Now we can loop through each state to make 50 slides. For each state, we’ll make one slide. The slide will have a plot showing how the state’s Senators’ DW Nominate scores have changed over time and a table showing the scores for recent Senators.

# make a slidelist - a new class of object that is a helpful way to hold slides
# that aren't part of a presentation yet
slide_list <- new_slidelist()

for (state in states) {
  state_senate_dw_df <- senate_dw_df %>% 
    dplyr::filter(state_abbrev == !!state)
  
  # make the table
  dw_recent_table <- state_senate_dw_df %>% 
    dplyr::filter(state_abbrev == !!state) %>% 
    dplyr::arrange(-year) %>% 
    dplyr::slice(1:10) %>% 
    dplyr::select(year, bioname, nominate_dim1) %>% 
    flextable() %>% 
    set_formatter(year = as.character) %>% 
    bg(j = 3, bg = color_scale_fn) %>% 
    set_header_labels(
      year = "Year",
      bioname = "Name",
      nominate_dim1 = "DW Nominate (1)"
    ) %>% 
    # placeholder 2 width is 4.416667
    width(j = 2, width = 2.5) %>% 
    width(j = 3, width = 1) %>% 
    width(j = 1, width = 4.416667 - 1 - 2.5) 
  
  # make the time series plot
  dw_time_series_plot <-
    ggplot(state_senate_dw_df, aes(x = year, y = nominate_dim1, fill = nominate_dim1)) +
    geom_hline(yintercept = 0, linetype = "dashed") +
    geom_smooth(method = "loess", formula = y ~ x, color = "gray45") +
    geom_point(pch = 21) +
    scale_fill_gradient2(low = "blue", high = "red", guide = "none") +
    theme_minimal() +
    labs(x = "Year", y = "DW Nominate (Dim1)")

  # make the slide
  state_slide <- new_slide(
    layout = "Two Content",
    elements = list(
      new_element("Title 1", state_abbrev_to_name(state)),
      new_element("Content Placeholder 2", dw_time_series_plot),
      new_element("Content Placeholder 3", dw_recent_table)
    )
  )
  
  # add the slide to the slidelist
  slide_list <- slide_list + state_slide
}

# and now make a presentation and add the slidelist (containing all the slides)
# to the presentation
presentation <- new_presentation() + slide_list

Last, we write the presentation as a PowerPoint file and open it!

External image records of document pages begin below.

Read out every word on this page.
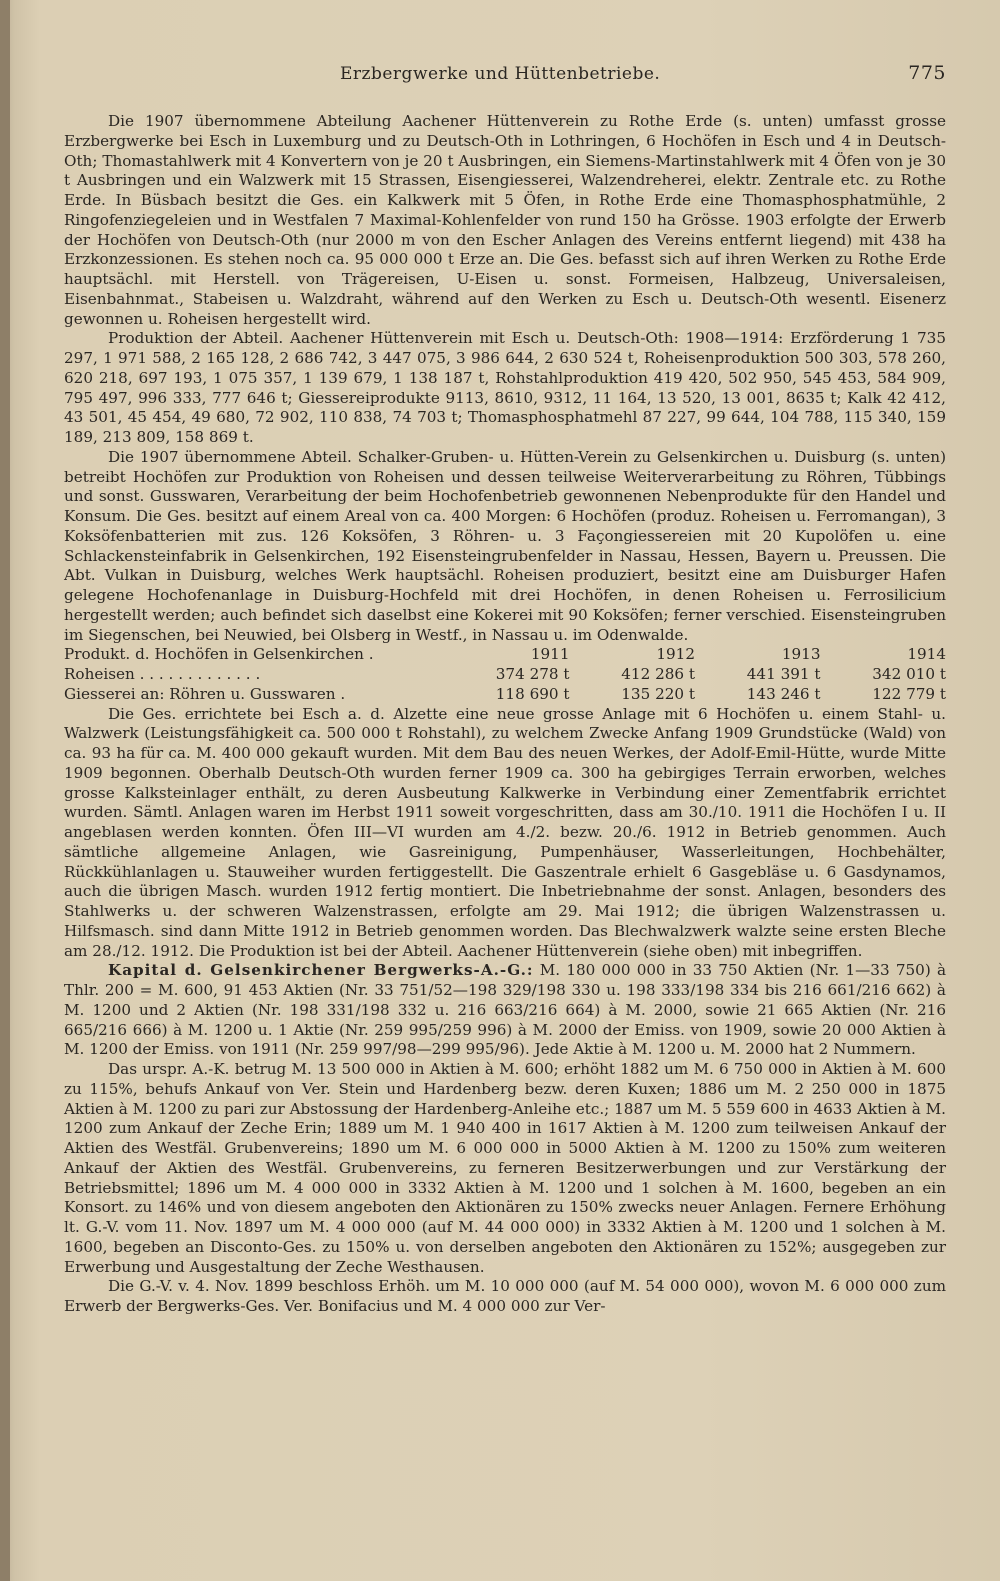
Erzbergwerke und Hüttenbetriebe.	775

Die 1907 übernommene Abteilung Aachener Hüttenverein zu Rothe Erde (s. unten) umfasst grosse Erzbergwerke bei Esch in Luxemburg und zu Deutsch-Oth in Lothringen, 6 Hochöfen in Esch und 4 in Deutsch-Oth; Thomastahlwerk mit 4 Konvertern von je 20 t Ausbringen, ein Siemens-Martinstahlwerk mit 4 Öfen von je 30 t Ausbringen und ein Walzwerk mit 15 Strassen, Eisengiesserei, Walzendreherei, elektr. Zentrale etc. zu Rothe Erde. In Büsbach besitzt die Ges. ein Kalkwerk mit 5 Öfen, in Rothe Erde eine Thomasphosphatmühle, 2 Ringofenziegeleien und in Westfalen 7 Maximal-Kohlenfelder von rund 150 ha Grösse. 1903 erfolgte der Erwerb der Hochöfen von Deutsch-Oth (nur 2000 m von den Escher Anlagen des Vereins entfernt liegend) mit 438 ha Erzkonzessionen. Es stehen noch ca. 95 000 000 t Erze an. Die Ges. befasst sich auf ihren Werken zu Rothe Erde hauptsächl. mit Herstell. von Trägereisen, U-Eisen u. sonst. Formeisen, Halbzeug, Universaleisen, Eisenbahnmat., Stabeisen u. Walzdraht, während auf den Werken zu Esch u. Deutsch-Oth wesentl. Eisenerz gewonnen u. Roheisen hergestellt wird.

Produktion der Abteil. Aachener Hüttenverein mit Esch u. Deutsch-Oth: 1908—1914: Erzförderung 1 735 297, 1 971 588, 2 165 128, 2 686 742, 3 447 075, 3 986 644, 2 630 524 t, Roheisenproduktion 500 303, 578 260, 620 218, 697 193, 1 075 357, 1 139 679, 1 138 187 t, Rohstahlproduktion 419 420, 502 950, 545 453, 584 909, 795 497, 996 333, 777 646 t; Giessereiprodukte 9113, 8610, 9312, 11 164, 13 520, 13 001, 8635 t; Kalk 42 412, 43 501, 45 454, 49 680, 72 902, 110 838, 74 703 t; Thomasphosphatmehl 87 227, 99 644, 104 788, 115 340, 159 189, 213 809, 158 869 t.

Die 1907 übernommene Abteil. Schalker-Gruben- u. Hütten-Verein zu Gelsenkirchen u. Duisburg (s. unten) betreibt Hochöfen zur Produktion von Roheisen und dessen teilweise Weiterverarbeitung zu Röhren, Tübbings und sonst. Gusswaren, Verarbeitung der beim Hochofenbetrieb gewonnenen Nebenprodukte für den Handel und Konsum. Die Ges. besitzt auf einem Areal von ca. 400 Morgen: 6 Hochöfen (produz. Roheisen u. Ferromangan), 3 Koksöfenbatterien mit zus. 126 Koksöfen, 3 Röhren- u. 3 Façongiessereien mit 20 Kupolöfen u. eine Schlackensteinfabrik in Gelsenkirchen, 192 Eisensteingrubenfelder in Nassau, Hessen, Bayern u. Preussen. Die Abt. Vulkan in Duisburg, welches Werk hauptsächl. Roheisen produziert, besitzt eine am Duisburger Hafen gelegene Hochofenanlage in Duisburg-Hochfeld mit drei Hochöfen, in denen Roheisen u. Ferrosilicium hergestellt werden; auch befindet sich daselbst eine Kokerei mit 90 Koksöfen; ferner verschied. Eisensteingruben im Siegenschen, bei Neuwied, bei Olsberg in Westf., in Nassau u. im Odenwalde.

Produkt. d. Hochöfen in Gelsenkirchen .	1911	1912	1913	1914
Roheisen . . . . . . . . . . . . .	374 278 t	412 286 t	441 391 t	342 010 t
Giesserei an: Röhren u. Gusswaren .	118 690 t	135 220 t	143 246 t	122 779 t

Die Ges. errichtete bei Esch a. d. Alzette eine neue grosse Anlage mit 6 Hochöfen u. einem Stahl- u. Walzwerk (Leistungsfähigkeit ca. 500 000 t Rohstahl), zu welchem Zwecke Anfang 1909 Grundstücke (Wald) von ca. 93 ha für ca. M. 400 000 gekauft wurden. Mit dem Bau des neuen Werkes, der Adolf-Emil-Hütte, wurde Mitte 1909 begonnen. Oberhalb Deutsch-Oth wurden ferner 1909 ca. 300 ha gebirgiges Terrain erworben, welches grosse Kalksteinlager enthält, zu deren Ausbeutung Kalkwerke in Verbindung einer Zementfabrik errichtet wurden. Sämtl. Anlagen waren im Herbst 1911 soweit vorgeschritten, dass am 30./10. 1911 die Hochöfen I u. II angeblasen werden konnten. Öfen III—VI wurden am 4./2. bezw. 20./6. 1912 in Betrieb genommen. Auch sämtliche allgemeine Anlagen, wie Gasreinigung, Pumpenhäuser, Wasserleitungen, Hochbehälter, Rückkühlanlagen u. Stauweiher wurden fertiggestellt. Die Gaszentrale erhielt 6 Gasgebläse u. 6 Gasdynamos, auch die übrigen Masch. wurden 1912 fertig montiert. Die Inbetriebnahme der sonst. Anlagen, besonders des Stahlwerks u. der schweren Walzenstrassen, erfolgte am 29. Mai 1912; die übrigen Walzenstrassen u. Hilfsmasch. sind dann Mitte 1912 in Betrieb genommen worden. Das Blechwalzwerk walzte seine ersten Bleche am 28./12. 1912. Die Produktion ist bei der Abteil. Aachener Hüttenverein (siehe oben) mit inbegriffen.

Kapital d. Gelsenkirchener Bergwerks-A.-G.: M. 180 000 000 in 33 750 Aktien (Nr. 1—33 750) à Thlr. 200 = M. 600, 91 453 Aktien (Nr. 33 751/52—198 329/198 330 u. 198 333/198 334 bis 216 661/216 662) à M. 1200 und 2 Aktien (Nr. 198 331/198 332 u. 216 663/216 664) à M. 2000, sowie 21 665 Aktien (Nr. 216 665/216 666) à M. 1200 u. 1 Aktie (Nr. 259 995/259 996) à M. 2000 der Emiss. von 1909, sowie 20 000 Aktien à M. 1200 der Emiss. von 1911 (Nr. 259 997/98—299 995/96). Jede Aktie à M. 1200 u. M. 2000 hat 2 Nummern.

Das urspr. A.-K. betrug M. 13 500 000 in Aktien à M. 600; erhöht 1882 um M. 6 750 000 in Aktien à M. 600 zu 115%, behufs Ankauf von Ver. Stein und Hardenberg bezw. deren Kuxen; 1886 um M. 2 250 000 in 1875 Aktien à M. 1200 zu pari zur Abstossung der Hardenberg-Anleihe etc.; 1887 um M. 5 559 600 in 4633 Aktien à M. 1200 zum Ankauf der Zeche Erin; 1889 um M. 1 940 400 in 1617 Aktien à M. 1200 zum teilweisen Ankauf der Aktien des Westfäl. Grubenvereins; 1890 um M. 6 000 000 in 5000 Aktien à M. 1200 zu 150% zum weiteren Ankauf der Aktien des Westfäl. Grubenvereins, zu ferneren Besitzerwerbungen und zur Verstärkung der Betriebsmittel; 1896 um M. 4 000 000 in 3332 Aktien à M. 1200 und 1 solchen à M. 1600, begeben an ein Konsort. zu 146% und von diesem angeboten den Aktionären zu 150% zwecks neuer Anlagen. Fernere Erhöhung lt. G.-V. vom 11. Nov. 1897 um M. 4 000 000 (auf M. 44 000 000) in 3332 Aktien à M. 1200 und 1 solchen à M. 1600, begeben an Disconto-Ges. zu 150% u. von derselben angeboten den Aktionären zu 152%; ausgegeben zur Erwerbung und Ausgestaltung der Zeche Westhausen.

Die G.-V. v. 4. Nov. 1899 beschloss Erhöh. um M. 10 000 000 (auf M. 54 000 000), wovon M. 6 000 000 zum Erwerb der Bergwerks-Ges. Ver. Bonifacius und M. 4 000 000 zur Ver-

ppt_path <- tempfile(fileext = ".pptx")
write_pptx(presentation, ppt_path)
if (interactive()) system(paste("open", ppt_path))

The first few slides should look like:

Slide with a plot and table for Alaska Slide with a plot and table for Alabama

Slide with a plot and table for Arkansas

I hope this has shown the power and flexability of r2pptx! You can find more documentation at the package’s website, linked here.